Full documentation site: guardianwaf.com/docs


Project Structure

guardianwaf/
├── cmd/guardianwaf/       # CLI entry point (serve, sidecar, check, validate)
├── internal/
│   ├── engine/            # Core WAF engine, pipeline, scoring, access logging, panic recovery
│   ├── config/            # YAML parser + serializer, config structs, env loading, validation
│   ├── layers/
│   │   ├── ipacl/         # IP whitelist/blacklist (radix tree, runtime add/remove, auto-ban)
│   │   ├── threatintel/   # Threat intelligence feeds (IP/domain reputation, LRU cache)
│   │   ├── cors/          # CORS validation (origin allowlist, preflight handling)
│   │   ├── ratelimit/     # Token bucket rate limiter (dynamic rule add/remove)
│   │   ├── ato/           # Account takeover protection (brute force, credential stuffing)
│   │   ├── apisecurity/   # API authentication (JWT validation, API keys)
│   │   ├── sanitizer/     # Request normalization and validation
│   │   ├── detection/     # Attack detectors (sqli/xss/lfi/cmdi/xxe/ssrf) with dynamic exclusions
│   │   ├── botdetect/     # Bot detection (JA3/JA4, UA, behavior)
│   │   ├── challenge/     # JS proof-of-work challenge (SHA-256 PoW)
│   │   ├── response/      # Response protection (headers, masking, error pages)
│   │   └── rules/         # Custom rule engine (geo-aware, dashboard CRUD)
│   ├── proxy/             # Reverse proxy, load balancer, circuit breaker, router, WebSocket
│   ├── tls/               # TLS cert store, SNI selection, hot-reload, HTTP/2
│   ├── acme/              # ACME client (RFC 8555), HTTP-01 challenge, cert cache
│   ├── dashboard/         # React UI, REST API, SSE, routing graph, AI page, Docker services
│   ├── ai/                # AI threat analysis (models.dev catalog, OpenAI client, batch analyzer)
│   ├── docker/            # Docker auto-discovery (socket client, label parser, event watcher)
│   ├── mcp/               # MCP JSON-RPC server and 15 tool definitions
│   ├── geoip/             # GeoIP database with auto-download and runtime refresh
│   └── events/            # Event storage (memory ring buffer, JSONL file, event bus)
├── guardianwaf.go         # Public API for library mode
├── options.go             # Functional options (WithMode, WithThreshold, etc.)
├── examples/              # Library and backend examples
├── docs/                  # Documentation (docker-discovery, ai-analysis, etc.)
├── testdata/              # Test configs and attack payloads
├── scripts/               # Attack simulation, smoke tests, real E2E tests
├── Dockerfile             # Multi-stage Alpine build
├── docker-compose.yml     # Standalone + auto-discovery example with gwaf.* labels
└── Makefile               # build, test, lint, bench, fuzz, cover, docker-test

Contributing

Contributions are welcome.

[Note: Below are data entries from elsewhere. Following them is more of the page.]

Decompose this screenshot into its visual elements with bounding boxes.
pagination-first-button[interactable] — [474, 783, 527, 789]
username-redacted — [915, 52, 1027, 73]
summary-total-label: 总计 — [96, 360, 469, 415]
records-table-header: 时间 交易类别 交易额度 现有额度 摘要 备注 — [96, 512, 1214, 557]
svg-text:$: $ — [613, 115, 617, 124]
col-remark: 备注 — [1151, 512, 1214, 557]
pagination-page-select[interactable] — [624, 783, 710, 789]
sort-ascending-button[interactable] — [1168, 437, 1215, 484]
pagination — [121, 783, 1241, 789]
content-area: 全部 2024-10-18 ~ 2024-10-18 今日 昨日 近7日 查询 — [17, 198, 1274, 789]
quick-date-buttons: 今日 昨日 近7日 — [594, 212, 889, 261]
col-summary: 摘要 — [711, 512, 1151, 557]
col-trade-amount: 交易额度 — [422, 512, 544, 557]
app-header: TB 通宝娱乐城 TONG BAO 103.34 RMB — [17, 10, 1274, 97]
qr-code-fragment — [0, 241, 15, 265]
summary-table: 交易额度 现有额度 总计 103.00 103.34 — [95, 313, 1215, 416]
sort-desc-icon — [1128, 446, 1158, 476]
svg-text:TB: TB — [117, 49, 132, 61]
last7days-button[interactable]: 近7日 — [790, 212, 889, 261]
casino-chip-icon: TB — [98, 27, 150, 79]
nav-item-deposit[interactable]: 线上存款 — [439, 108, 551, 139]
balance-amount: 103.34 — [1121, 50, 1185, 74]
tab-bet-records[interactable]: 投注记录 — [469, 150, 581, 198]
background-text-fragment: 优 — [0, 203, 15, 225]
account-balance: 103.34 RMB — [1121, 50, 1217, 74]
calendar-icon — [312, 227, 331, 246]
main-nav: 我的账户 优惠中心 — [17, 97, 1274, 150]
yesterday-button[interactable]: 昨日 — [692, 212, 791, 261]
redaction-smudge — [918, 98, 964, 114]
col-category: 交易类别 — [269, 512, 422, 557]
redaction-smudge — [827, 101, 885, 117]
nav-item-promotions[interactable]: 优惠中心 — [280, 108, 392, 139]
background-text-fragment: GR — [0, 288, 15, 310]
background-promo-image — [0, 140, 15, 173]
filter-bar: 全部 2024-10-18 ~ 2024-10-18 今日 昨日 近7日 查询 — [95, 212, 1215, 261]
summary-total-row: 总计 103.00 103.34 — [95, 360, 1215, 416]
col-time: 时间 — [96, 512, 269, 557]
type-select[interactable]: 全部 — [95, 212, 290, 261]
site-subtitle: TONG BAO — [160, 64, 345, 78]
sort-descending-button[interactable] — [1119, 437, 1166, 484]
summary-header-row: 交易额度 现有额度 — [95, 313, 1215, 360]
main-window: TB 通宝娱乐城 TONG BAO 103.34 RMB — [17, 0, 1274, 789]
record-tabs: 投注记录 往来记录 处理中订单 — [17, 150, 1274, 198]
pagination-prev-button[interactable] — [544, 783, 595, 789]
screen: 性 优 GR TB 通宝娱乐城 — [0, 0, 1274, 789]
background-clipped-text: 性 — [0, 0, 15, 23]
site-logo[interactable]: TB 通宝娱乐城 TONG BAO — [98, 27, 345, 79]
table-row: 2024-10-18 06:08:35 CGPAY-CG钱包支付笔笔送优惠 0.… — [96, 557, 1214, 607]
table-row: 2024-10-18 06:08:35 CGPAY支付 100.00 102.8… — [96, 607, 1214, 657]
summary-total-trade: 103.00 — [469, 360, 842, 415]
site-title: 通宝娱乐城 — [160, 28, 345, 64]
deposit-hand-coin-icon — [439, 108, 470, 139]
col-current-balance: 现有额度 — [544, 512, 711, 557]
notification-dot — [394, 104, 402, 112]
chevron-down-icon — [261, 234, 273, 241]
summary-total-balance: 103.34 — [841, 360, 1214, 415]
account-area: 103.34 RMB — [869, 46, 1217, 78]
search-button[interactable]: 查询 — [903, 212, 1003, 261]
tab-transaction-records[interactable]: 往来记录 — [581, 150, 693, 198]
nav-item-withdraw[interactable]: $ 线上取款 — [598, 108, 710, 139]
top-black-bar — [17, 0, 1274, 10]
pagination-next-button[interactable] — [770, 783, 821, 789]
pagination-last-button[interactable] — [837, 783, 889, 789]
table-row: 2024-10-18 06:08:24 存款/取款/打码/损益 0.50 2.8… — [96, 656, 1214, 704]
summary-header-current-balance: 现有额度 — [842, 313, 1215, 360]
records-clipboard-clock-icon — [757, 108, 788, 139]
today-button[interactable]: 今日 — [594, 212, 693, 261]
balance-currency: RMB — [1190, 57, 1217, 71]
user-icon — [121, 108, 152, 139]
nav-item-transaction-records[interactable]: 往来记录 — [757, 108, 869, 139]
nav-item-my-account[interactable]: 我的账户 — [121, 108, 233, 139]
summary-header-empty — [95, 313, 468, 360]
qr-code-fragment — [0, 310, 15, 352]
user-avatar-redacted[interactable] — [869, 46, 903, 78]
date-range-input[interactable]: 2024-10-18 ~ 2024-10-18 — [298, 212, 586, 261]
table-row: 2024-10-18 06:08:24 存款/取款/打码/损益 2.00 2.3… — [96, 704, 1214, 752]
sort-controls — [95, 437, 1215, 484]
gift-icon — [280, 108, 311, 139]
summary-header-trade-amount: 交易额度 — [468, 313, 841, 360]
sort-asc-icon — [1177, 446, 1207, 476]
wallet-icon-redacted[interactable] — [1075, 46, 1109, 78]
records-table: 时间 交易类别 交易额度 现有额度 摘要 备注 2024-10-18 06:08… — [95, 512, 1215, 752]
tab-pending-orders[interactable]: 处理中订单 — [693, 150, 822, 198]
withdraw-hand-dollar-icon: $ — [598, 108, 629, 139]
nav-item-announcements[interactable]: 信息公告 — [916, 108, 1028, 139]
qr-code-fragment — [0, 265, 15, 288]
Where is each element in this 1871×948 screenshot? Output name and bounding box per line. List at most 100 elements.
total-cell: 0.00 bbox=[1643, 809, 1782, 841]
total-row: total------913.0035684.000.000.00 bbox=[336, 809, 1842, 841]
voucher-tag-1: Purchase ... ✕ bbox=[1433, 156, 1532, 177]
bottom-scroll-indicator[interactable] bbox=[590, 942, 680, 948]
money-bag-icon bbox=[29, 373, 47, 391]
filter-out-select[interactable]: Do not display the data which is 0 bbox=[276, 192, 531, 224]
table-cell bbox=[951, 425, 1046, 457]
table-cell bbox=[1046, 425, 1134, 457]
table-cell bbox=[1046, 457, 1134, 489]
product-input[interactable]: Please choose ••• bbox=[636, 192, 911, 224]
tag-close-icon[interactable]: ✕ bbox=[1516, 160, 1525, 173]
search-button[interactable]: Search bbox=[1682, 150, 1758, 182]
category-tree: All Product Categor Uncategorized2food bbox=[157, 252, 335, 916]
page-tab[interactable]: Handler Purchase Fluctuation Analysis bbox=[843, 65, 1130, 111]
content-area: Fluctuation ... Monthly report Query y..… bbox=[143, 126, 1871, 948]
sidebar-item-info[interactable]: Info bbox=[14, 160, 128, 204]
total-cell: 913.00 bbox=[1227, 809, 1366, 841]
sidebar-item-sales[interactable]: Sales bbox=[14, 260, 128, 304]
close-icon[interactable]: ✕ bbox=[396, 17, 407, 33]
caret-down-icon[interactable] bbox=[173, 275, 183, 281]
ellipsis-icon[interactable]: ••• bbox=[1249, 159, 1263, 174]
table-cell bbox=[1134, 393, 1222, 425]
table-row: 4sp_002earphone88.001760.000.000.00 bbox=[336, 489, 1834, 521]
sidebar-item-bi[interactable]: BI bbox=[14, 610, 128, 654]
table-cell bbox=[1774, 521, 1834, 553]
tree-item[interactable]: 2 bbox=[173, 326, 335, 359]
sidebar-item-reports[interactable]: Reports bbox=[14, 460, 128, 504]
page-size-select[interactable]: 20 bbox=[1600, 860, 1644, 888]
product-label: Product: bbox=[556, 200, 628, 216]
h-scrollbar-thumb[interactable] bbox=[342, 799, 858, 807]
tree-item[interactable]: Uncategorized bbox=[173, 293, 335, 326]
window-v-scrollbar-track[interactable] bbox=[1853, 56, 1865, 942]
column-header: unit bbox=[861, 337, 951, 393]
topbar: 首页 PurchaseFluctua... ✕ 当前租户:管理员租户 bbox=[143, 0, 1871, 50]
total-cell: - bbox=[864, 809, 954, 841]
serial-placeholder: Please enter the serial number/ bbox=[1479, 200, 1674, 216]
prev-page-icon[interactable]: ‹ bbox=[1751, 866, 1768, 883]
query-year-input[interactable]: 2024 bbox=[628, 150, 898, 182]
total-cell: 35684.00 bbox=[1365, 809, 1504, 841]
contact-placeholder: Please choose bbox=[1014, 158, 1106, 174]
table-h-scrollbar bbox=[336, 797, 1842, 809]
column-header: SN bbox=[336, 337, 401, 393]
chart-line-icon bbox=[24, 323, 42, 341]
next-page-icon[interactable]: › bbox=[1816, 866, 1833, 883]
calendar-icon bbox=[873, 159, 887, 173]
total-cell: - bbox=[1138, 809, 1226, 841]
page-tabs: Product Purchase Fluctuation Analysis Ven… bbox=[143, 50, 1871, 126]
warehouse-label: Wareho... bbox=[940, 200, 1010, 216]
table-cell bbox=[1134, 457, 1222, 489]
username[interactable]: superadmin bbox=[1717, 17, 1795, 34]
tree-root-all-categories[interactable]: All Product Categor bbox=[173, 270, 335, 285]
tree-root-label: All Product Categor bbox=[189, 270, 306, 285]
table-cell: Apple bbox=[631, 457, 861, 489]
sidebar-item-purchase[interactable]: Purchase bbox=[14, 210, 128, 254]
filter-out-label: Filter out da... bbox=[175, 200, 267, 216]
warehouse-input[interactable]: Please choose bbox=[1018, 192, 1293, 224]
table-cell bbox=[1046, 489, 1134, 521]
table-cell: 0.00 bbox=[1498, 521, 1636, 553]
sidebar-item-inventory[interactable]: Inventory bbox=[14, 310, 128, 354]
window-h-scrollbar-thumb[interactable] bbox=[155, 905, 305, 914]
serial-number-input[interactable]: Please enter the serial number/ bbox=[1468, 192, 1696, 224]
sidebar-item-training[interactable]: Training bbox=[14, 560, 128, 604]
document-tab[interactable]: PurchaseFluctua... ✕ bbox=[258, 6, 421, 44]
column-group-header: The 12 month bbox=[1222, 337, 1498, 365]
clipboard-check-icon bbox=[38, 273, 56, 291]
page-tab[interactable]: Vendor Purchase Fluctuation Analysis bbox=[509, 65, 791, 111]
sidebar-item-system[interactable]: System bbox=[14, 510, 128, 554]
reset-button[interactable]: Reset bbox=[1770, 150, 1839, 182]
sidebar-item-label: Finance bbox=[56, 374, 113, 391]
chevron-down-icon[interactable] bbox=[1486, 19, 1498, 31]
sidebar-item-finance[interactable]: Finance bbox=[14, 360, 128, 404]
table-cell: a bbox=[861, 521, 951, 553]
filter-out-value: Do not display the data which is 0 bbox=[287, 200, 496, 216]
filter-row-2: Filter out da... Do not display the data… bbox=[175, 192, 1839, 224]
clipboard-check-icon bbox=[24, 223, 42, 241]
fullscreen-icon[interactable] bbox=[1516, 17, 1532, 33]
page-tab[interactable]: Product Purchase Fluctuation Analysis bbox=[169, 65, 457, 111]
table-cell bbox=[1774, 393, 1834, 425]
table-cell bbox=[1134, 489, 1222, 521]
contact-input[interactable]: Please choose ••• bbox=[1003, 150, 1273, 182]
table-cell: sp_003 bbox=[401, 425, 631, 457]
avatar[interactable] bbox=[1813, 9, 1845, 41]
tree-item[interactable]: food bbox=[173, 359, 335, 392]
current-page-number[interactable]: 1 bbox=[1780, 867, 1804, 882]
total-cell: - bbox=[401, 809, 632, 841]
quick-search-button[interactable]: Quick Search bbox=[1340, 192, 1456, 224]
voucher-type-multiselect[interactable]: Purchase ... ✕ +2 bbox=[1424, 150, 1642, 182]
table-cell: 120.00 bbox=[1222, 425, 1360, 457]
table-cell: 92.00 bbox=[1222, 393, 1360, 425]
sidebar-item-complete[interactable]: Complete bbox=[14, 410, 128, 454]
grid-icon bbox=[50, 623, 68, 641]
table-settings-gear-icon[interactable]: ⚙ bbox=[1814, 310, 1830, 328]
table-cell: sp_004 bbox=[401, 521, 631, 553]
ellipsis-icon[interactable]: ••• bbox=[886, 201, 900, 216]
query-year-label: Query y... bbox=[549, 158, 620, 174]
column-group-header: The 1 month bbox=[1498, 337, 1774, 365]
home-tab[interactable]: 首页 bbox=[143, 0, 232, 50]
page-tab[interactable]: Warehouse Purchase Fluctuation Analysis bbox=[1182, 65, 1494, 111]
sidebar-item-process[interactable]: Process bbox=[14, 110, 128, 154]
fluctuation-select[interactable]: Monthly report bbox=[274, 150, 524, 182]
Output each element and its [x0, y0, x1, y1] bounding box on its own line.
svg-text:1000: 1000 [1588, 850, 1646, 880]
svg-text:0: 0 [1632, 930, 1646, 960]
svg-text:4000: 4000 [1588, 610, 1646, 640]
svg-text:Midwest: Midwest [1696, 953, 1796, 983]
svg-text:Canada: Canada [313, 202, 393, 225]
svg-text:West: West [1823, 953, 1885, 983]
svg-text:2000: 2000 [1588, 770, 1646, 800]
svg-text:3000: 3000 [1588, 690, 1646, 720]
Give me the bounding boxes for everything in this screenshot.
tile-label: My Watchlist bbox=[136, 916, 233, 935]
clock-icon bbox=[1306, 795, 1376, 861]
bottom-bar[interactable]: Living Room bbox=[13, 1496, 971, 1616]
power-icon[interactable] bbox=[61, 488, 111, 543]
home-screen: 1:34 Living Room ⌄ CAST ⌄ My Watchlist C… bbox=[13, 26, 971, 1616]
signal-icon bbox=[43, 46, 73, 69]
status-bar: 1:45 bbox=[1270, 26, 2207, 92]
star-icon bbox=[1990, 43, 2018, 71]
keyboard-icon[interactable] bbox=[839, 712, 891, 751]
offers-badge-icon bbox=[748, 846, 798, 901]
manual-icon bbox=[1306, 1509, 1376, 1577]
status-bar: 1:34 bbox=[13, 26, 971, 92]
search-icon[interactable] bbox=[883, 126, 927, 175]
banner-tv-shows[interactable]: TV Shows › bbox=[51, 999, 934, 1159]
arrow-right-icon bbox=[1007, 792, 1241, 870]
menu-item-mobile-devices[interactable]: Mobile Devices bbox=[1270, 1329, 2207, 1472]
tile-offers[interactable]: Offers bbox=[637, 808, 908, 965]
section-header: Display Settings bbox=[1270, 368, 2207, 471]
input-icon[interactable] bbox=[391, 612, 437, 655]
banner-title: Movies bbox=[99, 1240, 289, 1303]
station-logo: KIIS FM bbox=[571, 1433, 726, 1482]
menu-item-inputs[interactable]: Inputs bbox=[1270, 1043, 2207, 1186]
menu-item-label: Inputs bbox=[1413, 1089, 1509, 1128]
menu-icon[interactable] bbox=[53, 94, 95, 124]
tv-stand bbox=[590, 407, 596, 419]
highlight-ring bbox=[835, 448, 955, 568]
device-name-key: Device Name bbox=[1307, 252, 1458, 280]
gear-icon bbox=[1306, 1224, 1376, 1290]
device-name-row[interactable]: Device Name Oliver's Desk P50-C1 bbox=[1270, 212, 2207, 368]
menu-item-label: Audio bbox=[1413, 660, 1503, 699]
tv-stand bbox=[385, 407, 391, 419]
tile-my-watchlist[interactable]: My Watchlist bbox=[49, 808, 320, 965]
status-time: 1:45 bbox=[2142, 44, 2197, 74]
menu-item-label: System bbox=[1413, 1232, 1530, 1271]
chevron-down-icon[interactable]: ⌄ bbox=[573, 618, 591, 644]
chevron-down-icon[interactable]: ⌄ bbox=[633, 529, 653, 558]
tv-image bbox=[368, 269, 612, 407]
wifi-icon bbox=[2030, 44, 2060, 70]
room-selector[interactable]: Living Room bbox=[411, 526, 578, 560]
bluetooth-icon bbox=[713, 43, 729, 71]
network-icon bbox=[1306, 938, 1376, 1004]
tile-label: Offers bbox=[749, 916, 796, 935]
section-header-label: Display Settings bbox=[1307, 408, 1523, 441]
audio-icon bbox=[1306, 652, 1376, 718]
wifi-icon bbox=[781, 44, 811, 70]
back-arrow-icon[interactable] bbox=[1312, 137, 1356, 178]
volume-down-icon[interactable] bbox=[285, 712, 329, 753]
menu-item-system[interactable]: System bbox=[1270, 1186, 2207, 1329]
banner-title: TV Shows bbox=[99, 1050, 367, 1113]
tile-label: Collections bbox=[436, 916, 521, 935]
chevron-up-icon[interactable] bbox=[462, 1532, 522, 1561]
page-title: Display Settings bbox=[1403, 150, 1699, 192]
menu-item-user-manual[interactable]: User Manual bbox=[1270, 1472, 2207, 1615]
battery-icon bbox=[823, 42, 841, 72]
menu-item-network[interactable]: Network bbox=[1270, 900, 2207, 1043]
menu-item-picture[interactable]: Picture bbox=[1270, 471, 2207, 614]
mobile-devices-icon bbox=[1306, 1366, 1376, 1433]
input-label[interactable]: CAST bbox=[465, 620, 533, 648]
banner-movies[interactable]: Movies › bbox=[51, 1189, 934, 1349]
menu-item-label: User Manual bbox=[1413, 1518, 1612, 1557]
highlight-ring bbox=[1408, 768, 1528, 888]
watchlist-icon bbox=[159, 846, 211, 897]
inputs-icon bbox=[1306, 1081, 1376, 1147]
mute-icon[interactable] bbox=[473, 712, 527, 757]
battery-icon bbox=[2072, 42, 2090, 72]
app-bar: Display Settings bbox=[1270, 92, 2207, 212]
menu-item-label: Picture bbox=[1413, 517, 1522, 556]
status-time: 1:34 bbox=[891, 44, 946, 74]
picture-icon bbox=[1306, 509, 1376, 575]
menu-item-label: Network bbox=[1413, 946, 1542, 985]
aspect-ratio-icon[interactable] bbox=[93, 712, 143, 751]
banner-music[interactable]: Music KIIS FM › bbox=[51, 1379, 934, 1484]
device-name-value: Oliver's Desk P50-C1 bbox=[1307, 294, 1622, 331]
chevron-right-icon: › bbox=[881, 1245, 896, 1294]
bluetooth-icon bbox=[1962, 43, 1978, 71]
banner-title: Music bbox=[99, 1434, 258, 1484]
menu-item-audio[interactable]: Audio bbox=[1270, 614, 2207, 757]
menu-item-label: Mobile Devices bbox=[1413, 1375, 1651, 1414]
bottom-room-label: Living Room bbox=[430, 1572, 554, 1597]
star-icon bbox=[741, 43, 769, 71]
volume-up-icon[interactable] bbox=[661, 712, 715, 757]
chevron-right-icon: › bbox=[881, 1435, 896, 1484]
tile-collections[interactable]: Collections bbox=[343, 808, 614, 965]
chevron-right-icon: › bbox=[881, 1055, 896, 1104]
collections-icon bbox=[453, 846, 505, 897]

GuardianWAF values quality over velocity -- clean code, thorough tests, and zero external dependencies.

  1. Fork the repository.
  2. Create a feature branch.
  3. Run make test and make vet to verify all tests pass.
  4. New features should include tests.
  5. No external dependencies -- everything is implemented from scratch.
  6. Submit a pull request with a clear description of changes.

See CONTRIBUTING.md for full guidelines.


License

MIT -- the core WAF is fully open source. Enterprise features (cluster mode, commercial support) will be available under a separate commercial license in the future.